The real picture
The two words that Punjab government’s PR agencies have tried to push in the people’s psyche in the last few months are: ‘Progressive Punjab’.chandigarh Updated: Mar 19, 2014 00:21 IST
The two words that Punjab government’s PR agencies have tried to push in the people’s psyche in the last few months are: ‘Progressive Punjab’.
Let us try and unravel these words to understand what exactly they represent and mean for the people of the state. Assuming the logic that human beings absorb and register what they experience, it is important to throw open the debate to have a reality check on this campaign.
Is progressive Punjab a truth, a reality in the making? Or is it a cleverly created mirage, placed at such a distance that the population will never be able to reach the truth? If not far from the truth, is the slogan even close to truth, with people actually reaping the benefits of progress?
The questions straight away take us to the moot point – what is meant by progress? Is progress decided on the advertisement pages of newspapers, television screens, billboards and in the bureaucratic files or at ground zero? Is progress a concoction that can be forced down people’s throats or is it like an anatomy of a healthy body, which keeps functioning without the human even knowing about its functioning? Yes, this may sound like a quiz, but when the ground reality is different, questions will be raised.
Let us imagine an image. You are on a highway and a speeding bus is on your tail, terrorising you with its pressure horn to give way or else be ready to be mowed down. A state, which has not been able to remove pressure horns from buses for years, (in spite of a high court order) and has an abysmal record of accident deaths – can it talk of progress?
Ha! How can you compare Infosys with speeding buses? And look at the progress Jujhar, Orbit, Libra and Kartar have made – given us Mercedes buses. And if they weren’t given the go ahead to flout rules, passengers wouldn’t get to their destinations on time.
Point taken, but let’s imagine a hypothetical scenario. What if the Canadian, American and the UK embassies were to open up visas for Punjabis for a day? The mandate is that people will desert Punjab overnight in search of greener pastures. As it is, people are ready to risk their lives to get to ‘Phoren shores’, so why would they leave such a golden opportunity?

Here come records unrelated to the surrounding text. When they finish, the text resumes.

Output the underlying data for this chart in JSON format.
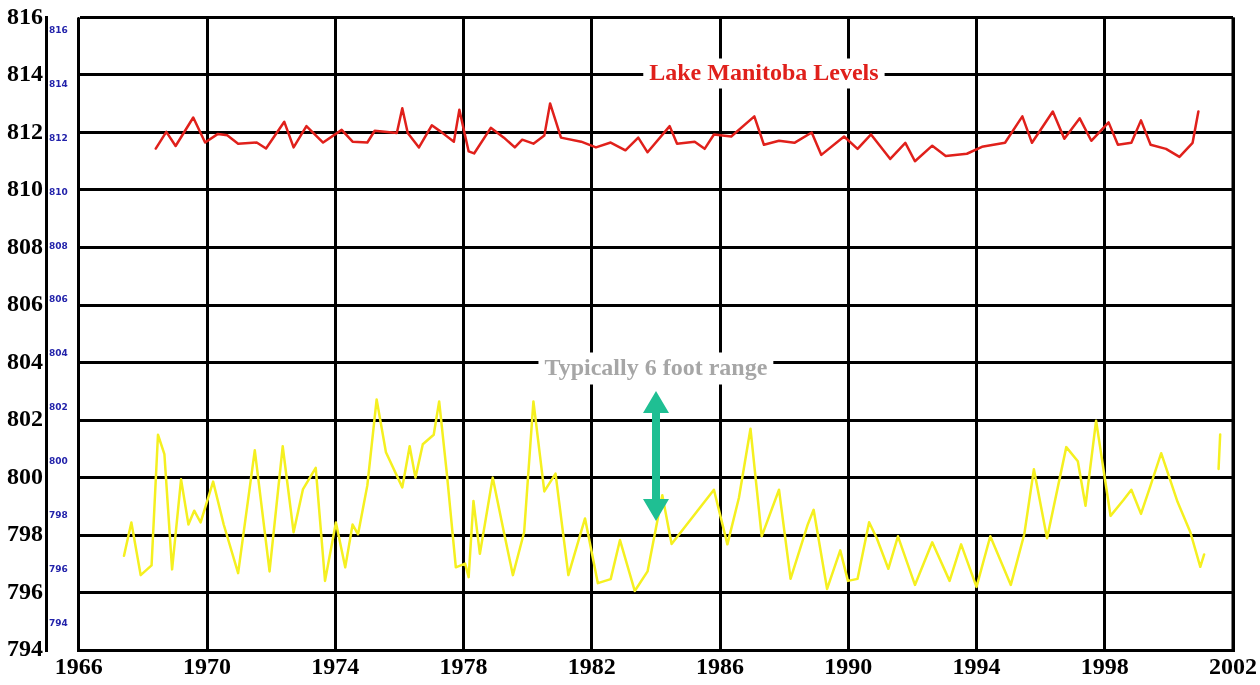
{
  "chart_data": {
    "type": "line",
    "xlim": [
      1966,
      2002
    ],
    "xticks": [
      1966,
      1970,
      1974,
      1978,
      1982,
      1986,
      1990,
      1994,
      1998,
      2002
    ],
    "ylim": [
      794,
      816
    ],
    "yticks": [
      794,
      796,
      798,
      800,
      802,
      804,
      806,
      808,
      810,
      812,
      814,
      816
    ],
    "y2lim": [
      793,
      816.5
    ],
    "y2ticks": [
      794,
      796,
      798,
      800,
      802,
      804,
      806,
      808,
      810,
      812,
      814,
      816
    ],
    "grid": true,
    "legend": false,
    "marker": "none",
    "annotations": [
      "Typically 6 foot range"
    ],
    "series": [
      {
        "name": "Lake Manitoba Levels",
        "color": "#e0201b",
        "x": [
          1968.4,
          1968.73,
          1969.02,
          1969.57,
          1969.94,
          1970.34,
          1970.63,
          1970.97,
          1971.55,
          1971.84,
          1972.41,
          1972.7,
          1973.1,
          1973.62,
          1974.2,
          1974.54,
          1975.0,
          1975.23,
          1975.92,
          1976.09,
          1976.26,
          1976.61,
          1977.01,
          1977.3,
          1977.7,
          1977.87,
          1978.16,
          1978.33,
          1978.85,
          1979.26,
          1979.6,
          1979.83,
          1980.18,
          1980.52,
          1980.7,
          1981.04,
          1981.67,
          1982.13,
          1982.59,
          1983.05,
          1983.45,
          1983.74,
          1984.43,
          1984.66,
          1985.21,
          1985.52,
          1985.81,
          1986.35,
          1987.07,
          1987.37,
          1987.84,
          1988.32,
          1988.86,
          1989.16,
          1989.87,
          1990.29,
          1990.71,
          1991.31,
          1991.78,
          1992.08,
          1992.62,
          1993.04,
          1993.7,
          1994.17,
          1994.89,
          1995.43,
          1995.73,
          1996.38,
          1996.74,
          1997.22,
          1997.58,
          1998.12,
          1998.41,
          1998.83,
          1999.13,
          1999.43,
          1999.91,
          2000.33,
          2000.74,
          2000.92
        ],
        "values": [
          811.44,
          812.02,
          811.53,
          812.52,
          811.65,
          811.95,
          811.9,
          811.61,
          811.65,
          811.44,
          812.37,
          811.48,
          812.22,
          811.65,
          812.09,
          811.68,
          811.65,
          812.06,
          811.98,
          812.84,
          811.98,
          811.48,
          812.25,
          812.02,
          811.68,
          812.79,
          811.34,
          811.27,
          812.16,
          811.82,
          811.48,
          811.75,
          811.61,
          811.89,
          813.01,
          811.82,
          811.68,
          811.48,
          811.65,
          811.38,
          811.82,
          811.31,
          812.22,
          811.61,
          811.68,
          811.43,
          811.93,
          811.86,
          812.56,
          811.57,
          811.71,
          811.64,
          812.0,
          811.22,
          811.86,
          811.43,
          811.93,
          811.08,
          811.64,
          811.0,
          811.54,
          811.18,
          811.26,
          811.5,
          811.64,
          812.56,
          811.64,
          812.73,
          811.78,
          812.49,
          811.71,
          812.35,
          811.57,
          811.64,
          812.42,
          811.57,
          811.43,
          811.15,
          811.64,
          812.73
        ]
      },
      {
        "color": "#f5f020",
        "x": [
          1967.41,
          1967.64,
          1967.93,
          1968.27,
          1968.47,
          1968.67,
          1968.91,
          1969.19,
          1969.42,
          1969.6,
          1969.8,
          1970.19,
          1970.52,
          1970.97,
          1971.49,
          1971.95,
          1972.36,
          1972.7,
          1972.99,
          1973.39,
          1973.68,
          1974.02,
          1974.31,
          1974.54,
          1974.71,
          1975.0,
          1975.29,
          1975.58,
          1976.09,
          1976.32,
          1976.5,
          1976.73,
          1977.07,
          1977.24,
          1977.48,
          1977.76,
          1978.05,
          1978.16,
          1978.31,
          1978.51,
          1978.91,
          1979.26,
          1979.54,
          1979.89,
          1980.18,
          1980.52,
          1980.87,
          1981.27,
          1981.79,
          1982.19,
          1982.59,
          1982.88,
          1983.34,
          1983.74,
          1984.2,
          1984.49,
          1985.81,
          1986.23,
          1986.59,
          1986.95,
          1987.3,
          1987.84,
          1988.2,
          1988.74,
          1988.92,
          1989.34,
          1989.75,
          1989.99,
          1990.29,
          1990.65,
          1990.89,
          1991.25,
          1991.55,
          1992.08,
          1992.62,
          1993.16,
          1993.52,
          1994.0,
          1994.43,
          1995.07,
          1995.49,
          1995.79,
          1996.2,
          1996.8,
          1997.16,
          1997.4,
          1997.73,
          1998.18,
          1998.59,
          1998.83,
          1999.13,
          1999.43,
          1999.76,
          2000.27,
          2000.67,
          2000.98,
          2001.1,
          2001.3,
          2001.55,
          2001.6
        ],
        "values": [
          797.28,
          798.44,
          796.61,
          796.95,
          801.49,
          800.82,
          796.81,
          799.94,
          798.37,
          798.85,
          798.44,
          799.86,
          798.37,
          796.68,
          800.95,
          796.74,
          801.09,
          798.1,
          799.59,
          800.34,
          796.41,
          798.44,
          796.88,
          798.37,
          798.03,
          799.73,
          802.72,
          800.88,
          799.66,
          801.09,
          800.0,
          801.16,
          801.49,
          802.65,
          800.14,
          796.88,
          797.01,
          796.54,
          799.19,
          797.35,
          800.0,
          798.1,
          796.61,
          798.1,
          802.65,
          799.52,
          800.14,
          796.61,
          798.58,
          796.33,
          796.47,
          797.83,
          796.06,
          796.74,
          799.39,
          797.69,
          799.58,
          797.68,
          799.3,
          801.7,
          797.96,
          799.58,
          796.48,
          798.38,
          798.88,
          796.13,
          797.47,
          796.41,
          796.48,
          798.45,
          797.89,
          796.83,
          797.96,
          796.27,
          797.75,
          796.41,
          797.68,
          796.2,
          797.96,
          796.27,
          798.03,
          800.29,
          797.89,
          801.06,
          800.57,
          799.02,
          801.98,
          798.67,
          799.23,
          799.58,
          798.74,
          799.73,
          800.85,
          799.16,
          798.1,
          796.9,
          797.33,
          null,
          800.3,
          801.5
        ]
      }
    ]
  }
}
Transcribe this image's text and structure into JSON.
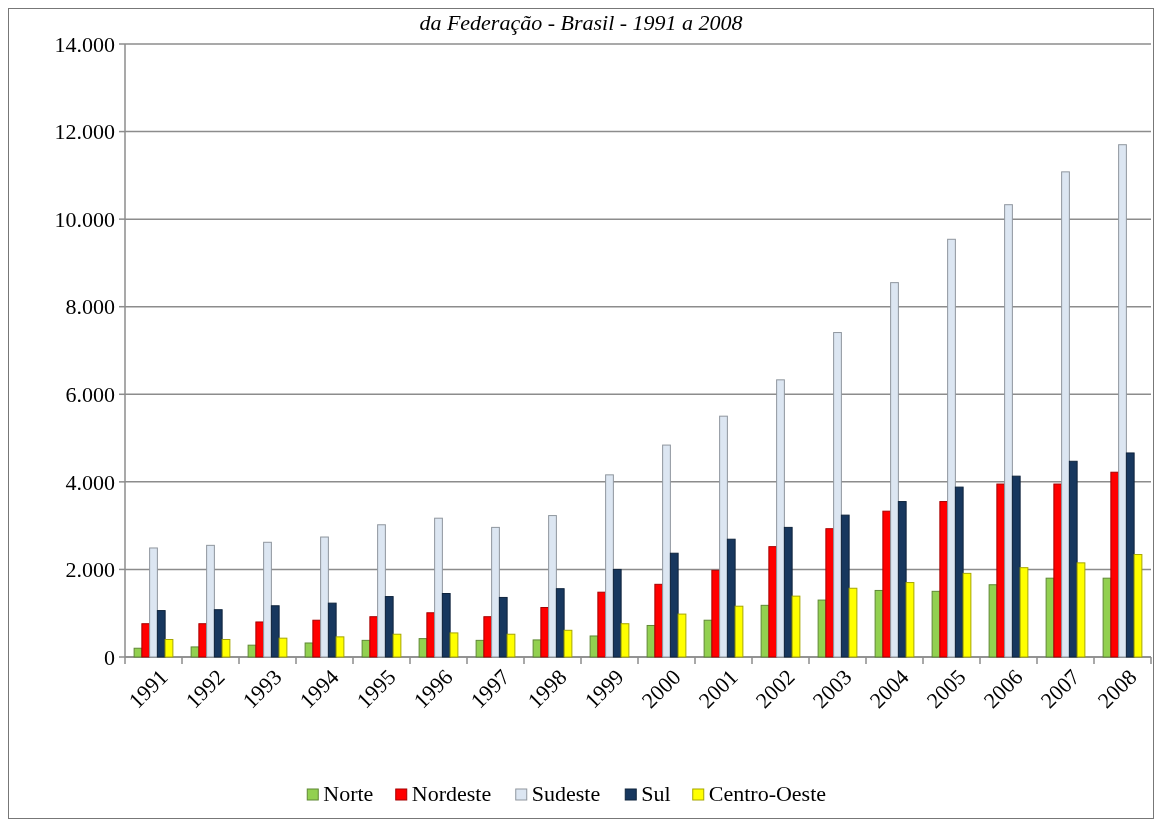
{
  "chart_data": {
    "type": "bar",
    "title": "da Federação - Brasil - 1991 a 2008",
    "categories": [
      "1991",
      "1992",
      "1993",
      "1994",
      "1995",
      "1996",
      "1997",
      "1998",
      "1999",
      "2000",
      "2001",
      "2002",
      "2003",
      "2004",
      "2005",
      "2006",
      "2007",
      "2008"
    ],
    "series": [
      {
        "name": "Norte",
        "color": "#92d050",
        "values": [
          200,
          230,
          270,
          320,
          380,
          420,
          380,
          390,
          480,
          720,
          840,
          1180,
          1300,
          1520,
          1500,
          1650,
          1800,
          1800
        ]
      },
      {
        "name": "Nordeste",
        "color": "#ff0000",
        "values": [
          760,
          760,
          800,
          840,
          920,
          1010,
          920,
          1130,
          1480,
          1660,
          1980,
          2520,
          2930,
          3330,
          3550,
          3950,
          3950,
          4220
        ]
      },
      {
        "name": "Sudeste",
        "color": "#dce6f2",
        "values": [
          2490,
          2550,
          2620,
          2740,
          3020,
          3170,
          2960,
          3230,
          4160,
          4840,
          5500,
          6330,
          7410,
          8550,
          9540,
          10330,
          11080,
          11700
        ]
      },
      {
        "name": "Sul",
        "color": "#17375e",
        "values": [
          1060,
          1080,
          1170,
          1230,
          1380,
          1450,
          1360,
          1560,
          2000,
          2370,
          2690,
          2960,
          3240,
          3550,
          3880,
          4130,
          4470,
          4660
        ]
      },
      {
        "name": "Centro-Oeste",
        "color": "#ffff00",
        "values": [
          400,
          400,
          430,
          460,
          520,
          550,
          520,
          610,
          760,
          980,
          1160,
          1390,
          1570,
          1700,
          1910,
          2040,
          2150,
          2340
        ]
      }
    ],
    "ylim": [
      0,
      14000
    ],
    "yticks": [
      {
        "value": 0,
        "label": "0"
      },
      {
        "value": 2000,
        "label": "2.000"
      },
      {
        "value": 4000,
        "label": "4.000"
      },
      {
        "value": 6000,
        "label": "6.000"
      },
      {
        "value": 8000,
        "label": "8.000"
      },
      {
        "value": 10000,
        "label": "10.000"
      },
      {
        "value": 12000,
        "label": "12.000"
      },
      {
        "value": 14000,
        "label": "14.000"
      }
    ],
    "grid": "y",
    "legend": "bottom"
  }
}
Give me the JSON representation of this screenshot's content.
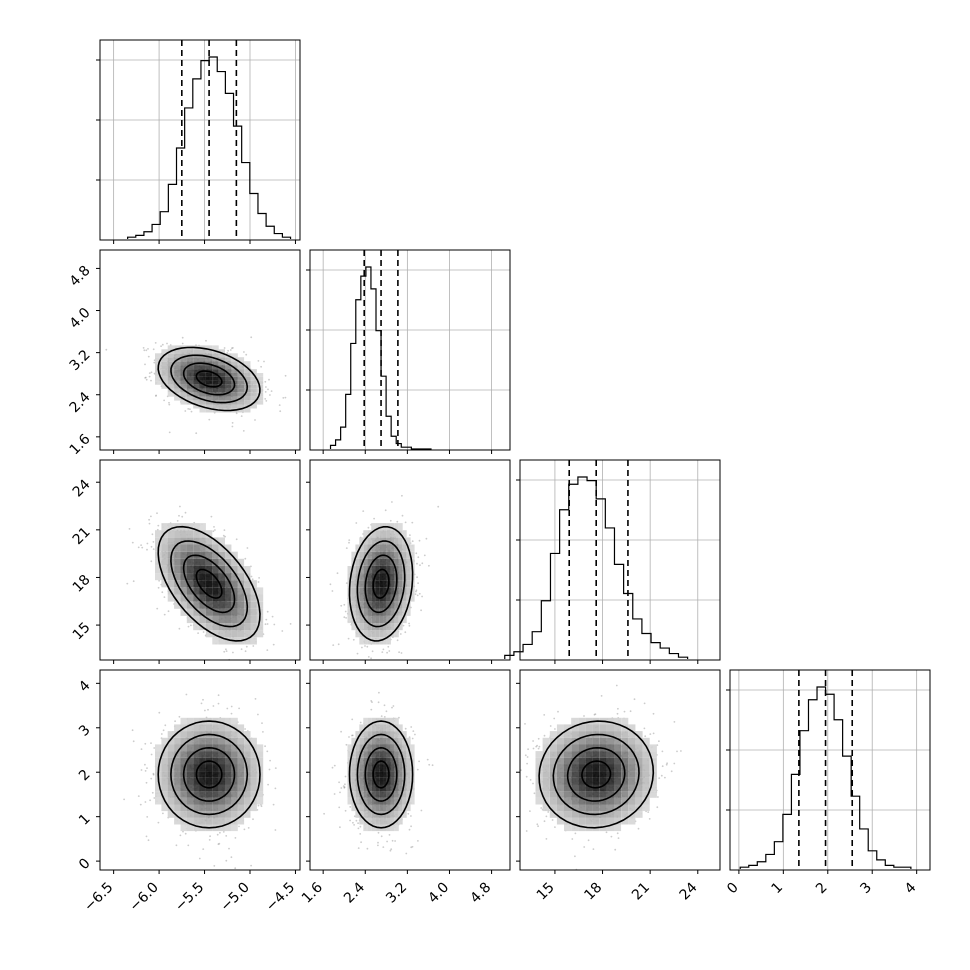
{
  "chart_data": {
    "type": "corner",
    "title": "",
    "parameters": [
      {
        "range": [
          -6.65,
          -4.45
        ],
        "ticks": [
          -6.5,
          -6.0,
          -5.5,
          -5.0,
          -4.5
        ],
        "tick_labels": [
          "−6.5",
          "−6.0",
          "−5.5",
          "−5.0",
          "−4.5"
        ],
        "median": -5.45,
        "q16": -5.75,
        "q84": -5.15,
        "std": 0.28
      },
      {
        "range": [
          1.35,
          5.15
        ],
        "ticks": [
          1.6,
          2.4,
          3.2,
          4.0,
          4.8
        ],
        "tick_labels": [
          "1.6",
          "2.4",
          "3.2",
          "4.0",
          "4.8"
        ],
        "median": 2.7,
        "q16": 2.38,
        "q84": 3.02,
        "std": 0.3
      },
      {
        "range": [
          12.8,
          25.4
        ],
        "ticks": [
          15,
          18,
          21,
          24
        ],
        "tick_labels": [
          "15",
          "18",
          "21",
          "24"
        ],
        "median": 17.6,
        "q16": 15.9,
        "q84": 19.6,
        "std": 1.8
      },
      {
        "range": [
          -0.2,
          4.3
        ],
        "ticks": [
          0,
          1,
          2,
          3,
          4
        ],
        "tick_labels": [
          "0",
          "1",
          "2",
          "3",
          "4"
        ],
        "median": 1.95,
        "q16": 1.35,
        "q84": 2.55,
        "std": 0.6
      }
    ],
    "correlations": [
      [
        1,
        -0.35,
        -0.55,
        0.0
      ],
      [
        -0.35,
        1,
        0.15,
        0.0
      ],
      [
        -0.55,
        0.15,
        1,
        0.05
      ],
      [
        0.0,
        0.0,
        0.05,
        1
      ]
    ],
    "histograms": [
      [
        0.01,
        0.02,
        0.04,
        0.08,
        0.15,
        0.3,
        0.5,
        0.72,
        0.88,
        0.98,
        1.0,
        0.92,
        0.8,
        0.62,
        0.42,
        0.25,
        0.14,
        0.07,
        0.03,
        0.01
      ],
      [
        0.02,
        0.05,
        0.12,
        0.3,
        0.58,
        0.82,
        0.95,
        1.0,
        0.88,
        0.65,
        0.4,
        0.18,
        0.07,
        0.03,
        0.01,
        0.01,
        0.0,
        0.0,
        0.0,
        0.0
      ],
      [
        0.02,
        0.04,
        0.08,
        0.15,
        0.32,
        0.58,
        0.82,
        0.96,
        1.0,
        0.98,
        0.88,
        0.72,
        0.52,
        0.36,
        0.22,
        0.14,
        0.09,
        0.06,
        0.03,
        0.01
      ],
      [
        0.01,
        0.02,
        0.04,
        0.08,
        0.15,
        0.3,
        0.52,
        0.76,
        0.93,
        1.0,
        0.96,
        0.82,
        0.62,
        0.4,
        0.22,
        0.1,
        0.05,
        0.02,
        0.01,
        0.01
      ]
    ]
  }
}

Obviously, the PR spin doctors are working on a theory that constant usage of words like development, progress and IT through advertisements will play a significant role in perception building and help hide anomalies like drug addiction, poor health and education services, etc, etc. Advertisements can only do so much, but can’t create perceptions since the latter are built out of the rigors of people’s day to day lives. However much you advertise about surplus power or farmer summit, no amount of advertisement can mitigate the torrent of waiting for electricity to irrigate one’s land or a mother’s wail for having lost her son to drugs or accident.
If the PR companies think leaders are created through newspaper advertisements alone, it’s a failed communication theory they are following, because the mismatch between reality and advertisement has immense gravitational pull.
I am not here to condemn the effort, because at least the word progress has started finding space in Punjab’s political jargon: credit for which goes to Sukhbir Badal. However, my only suggestion to the young leader is to not fall in the trap of creating an image of a CEO. I know that my opinion is chicken feed compared to the plethora of advisers he has, but a CEO can go only that far. It is the leadership quality that will determine the future of Punjab, and perhaps his own. A CEO needs the help of advertisements, whereas a leader just inspires people to achieve what advertisements speak about.
Walking the talk is what is going to matter in the ultimate analysis.